TODD: Where are you on the minimum wage? Do you believe in it, and would you raise it?

BRAT: Minimum wage, no, I'm a free market guy. Our labor markets right now are already distorted from too many regulations. I think CATO estimates there's $2 trillion of regulatory problems and then throw Obamacare on top of that, the work hours is 30 hours a week. You can only hire 50 people. There's just distortion after distortion after distortion and we wonder why our labor markets are broken.

TODD: So should there be a minimum wage in your opinion?

BRAT: Say it again.

TODD: Should there be a minimum wage in your opinion?

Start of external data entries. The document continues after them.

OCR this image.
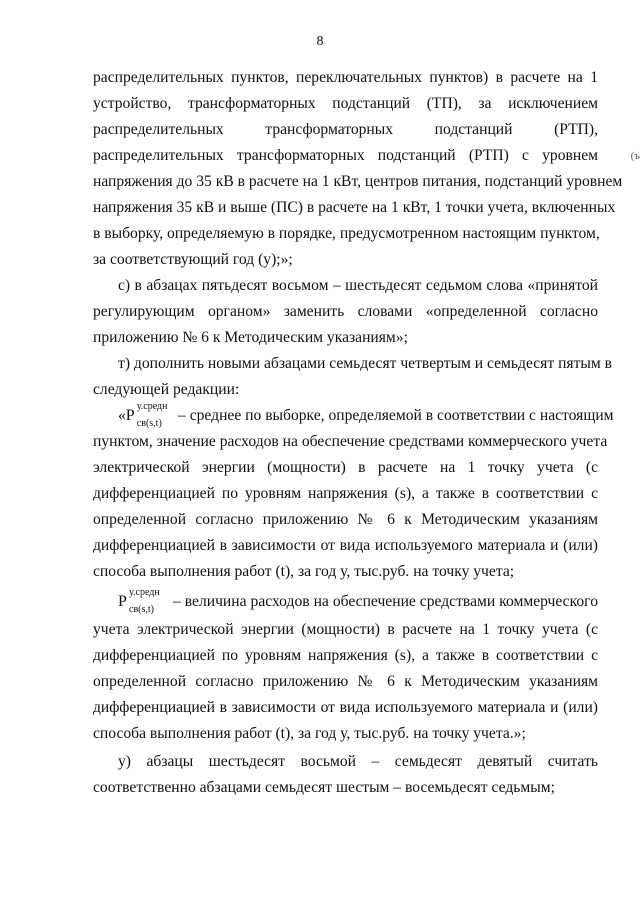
8
(ъ
распределительных пунктов, переключательных пунктов) в расчете на 1
устройство, трансформаторных подстанций (ТП), за исключением
распределительных трансформаторных подстанций (РТП),
распределительных трансформаторных подстанций (РТП) с уровнем
напряжения до 35 кВ в расчете на 1 кВт, центров питания, подстанций уровнем
напряжения 35 кВ и выше (ПС) в расчете на 1 кВт, 1 точки учета, включенных
в выборку, определяемую в порядке, предусмотренном настоящим пунктом,
за соответствующий год (у);»;
с) в абзацах пятьдесят восьмом – шестьдесят седьмом слова «принятой
регулирующим органом» заменить словами «определенной согласно
приложению № 6 к Методическим указаниям»;
т) дополнить новыми абзацами семьдесят четвертым и семьдесят пятым в
следующей редакции:
«P
у.средн
св(s,t) – среднее по выборке, определяемой в соответствии с настоящим
пунктом, значение расходов на обеспечение средствами коммерческого учета
электрической энергии (мощности) в расчете на 1 точку учета (с
дифференциацией по уровням напряжения (s), а также в соответствии с
определенной согласно приложению № 6 к Методическим указаниям
дифференциацией в зависимости от вида используемого материала и (или)
способа выполнения работ (t), за год у, тыс.руб. на точку учета;
P
у.средн
св(s,t) – величина расходов на обеспечение средствами коммерческого
учета электрической энергии (мощности) в расчете на 1 точку учета (с
дифференциацией по уровням напряжения (s), а также в соответствии с
определенной согласно приложению № 6 к Методическим указаниям
дифференциацией в зависимости от вида используемого материала и (или)
способа выполнения работ (t), за год у, тыс.руб. на точку учета.»;
у) абзацы шестьдесят восьмой – семьдесят девятый считать
соответственно абзацами семьдесят шестым – восемьдесят седьмым;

BRAT: I don't have a well-crafted response on that one. All I know is if you take the long-run graph over 200 years of the wage rate, it cannot differ from your nation's productivity. Right? So you can't make up wage rates. Right? I would love for everyone in sub-Saharan Africa, for example -- children of God -- to make $100 an hour. I would love to just assert that that would be the case. But you can't assert that unless you raise their productivity, and then the wage follows.

TODD: Sounds like you're making a case against a federally mandated minimum wage.

BRAT: I'm just making the case I just made that you can't artificially make up wage rates, they have to be related to productivity.

According to the Center for Economic and Policy Research, the federal minimum wage in the United States should actually be almost $22 an hour if it had kept up with increases in worker productivity.

Brat defeated Cantor, the second most powerful Republican in the House, despite being heavily outspent. It's the first time a sitting house majority leader has lost since the position was created in 1899. Polling in the days leading up to the primary had Cantor ahead, with the congressman's own internal polling showing him with a stunning 34-point lead.

While Cantor had the widespread backing of the establishment, Brat had the support of conservatives such as radio talk show host Laura Ingraham, who was chastising tea party groups for not doing more to help him during her show Wednesday morning.